Posted by: .com   2004-12-15 10:18:38 AM  

#6  Foreign Affairs used to be a solid, balanced, magazine. Sometime after the war in Iraq I noticed a shift in the number of conservative vs liberal pieces the magazine covered. Not sure why the shift occured but the lack of balance made the magazine unreadable to me.

The main competition, Foreign Policy slants left as well, always has as far as I can tell. They have more pretty pictures but less depth to their articles.
Posted by: rjschwarz   2004-12-15 10:14:45 AM  

#5  Bring us some news next time, not just devil's advocate speculation.

ditto.
Posted by: 2b   2004-12-15 10:05:59 AM  

#4  Mikey's picture is in the dictionary under "gullible".
Posted by: Robert Crawford   2004-12-15 9:30:04 AM  

#3  Great, Mikey:

"...how much credible evidence is there to back up Washington’s uranium accusation?..."
"But what if those assessments were exaggerated..."
"If it turns out that North Korea did not cheat..."

Bring us some news next time, not just devil's advocate speculation.
Posted by: Tom   2004-12-15 8:41:41 AM  

#2  NKOR is another fine country that is systematically starving its people, threatening its neighbors, firing missiles over the Japanese main Islands, working a deal that Jimmy Carter penned - of course, they're not cheating. It is just business as usual.

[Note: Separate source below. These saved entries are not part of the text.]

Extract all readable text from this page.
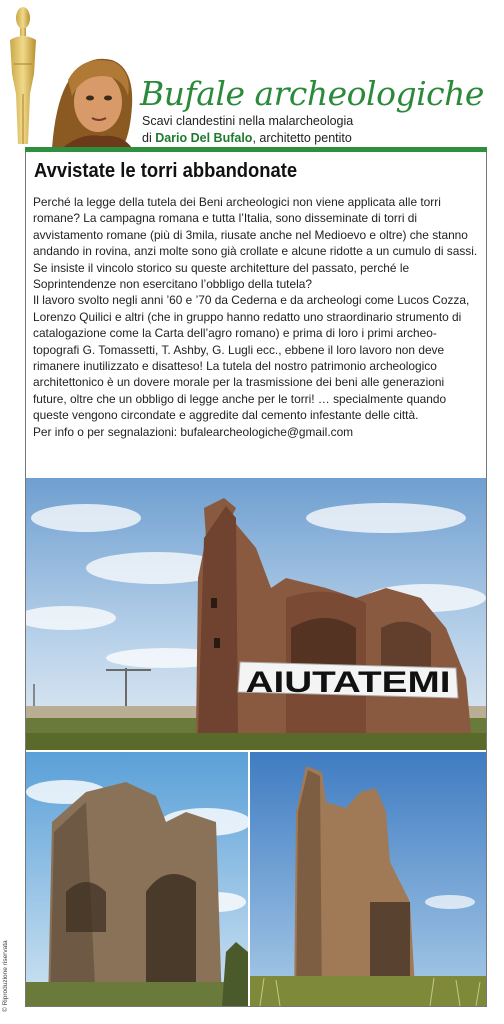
Bufale archeologiche
Scavi clandestini nella malarcheologia
di Dario Del Bufalo, architetto pentito
Avvistate le torri abbandonate

Perché la legge della tutela dei Beni archeologici non viene applicata alle torri romane? La campagna romana e tutta l’Italia, sono disseminate di torri di avvistamento romane (più di 3mila, riusate anche nel Medioevo e oltre) che stanno andando in rovina, anzi molte sono già crollate e alcune ridotte a un cumulo di sassi. Se insiste il vincolo storico su queste architetture del passato, perché le Soprintendenze non esercitano l’obbligo della tutela?

Il lavoro svolto negli anni ’60 e ’70 da Cederna e da archeologi come Lucos Cozza, Lorenzo Quilici e altri (che in gruppo hanno redatto uno straordinario strumento di catalogazione come la Carta dell’agro romano) e prima di loro i primi archeo-topografi G. Tomassetti, T. Ashby, G. Lugli ecc., ebbene il loro lavoro non deve rimanere inutilizzato e disatteso! La tutela del nostro patrimonio archeologico architettonico è un dovere morale per la trasmissione dei beni alle generazioni future, oltre che un obbligo di legge anche per le torri! … specialmente quando queste vengono circondate e aggredite dal cemento infestante delle città.

Per info o per segnalazioni: bufalearcheologiche@gmail.com

AIUTATEMI
© Riproduzione riservata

Hello? Wake up does it take a mushroom cloud in LA?
Posted by: Doug De Bono   2004-12-15 8:28:56 AM  

#1  Point of order - North Korea was discovered violating the Pyongyang agreement long before 2002, and by the Clinton admins, NOT Dubya's, and the only thing the NorKor Commies want, as Commies thoughout the Cold War did, is accomodation and appeasement. Goes to show, AGAIN, that the Clintons, Commies, and the BETTY CROCKER-CRATS of America, i.e. the anti-USA = Saving the USA Dems, are not to blamed for anything and everything, even when they themselves admit or infer to doing wrong.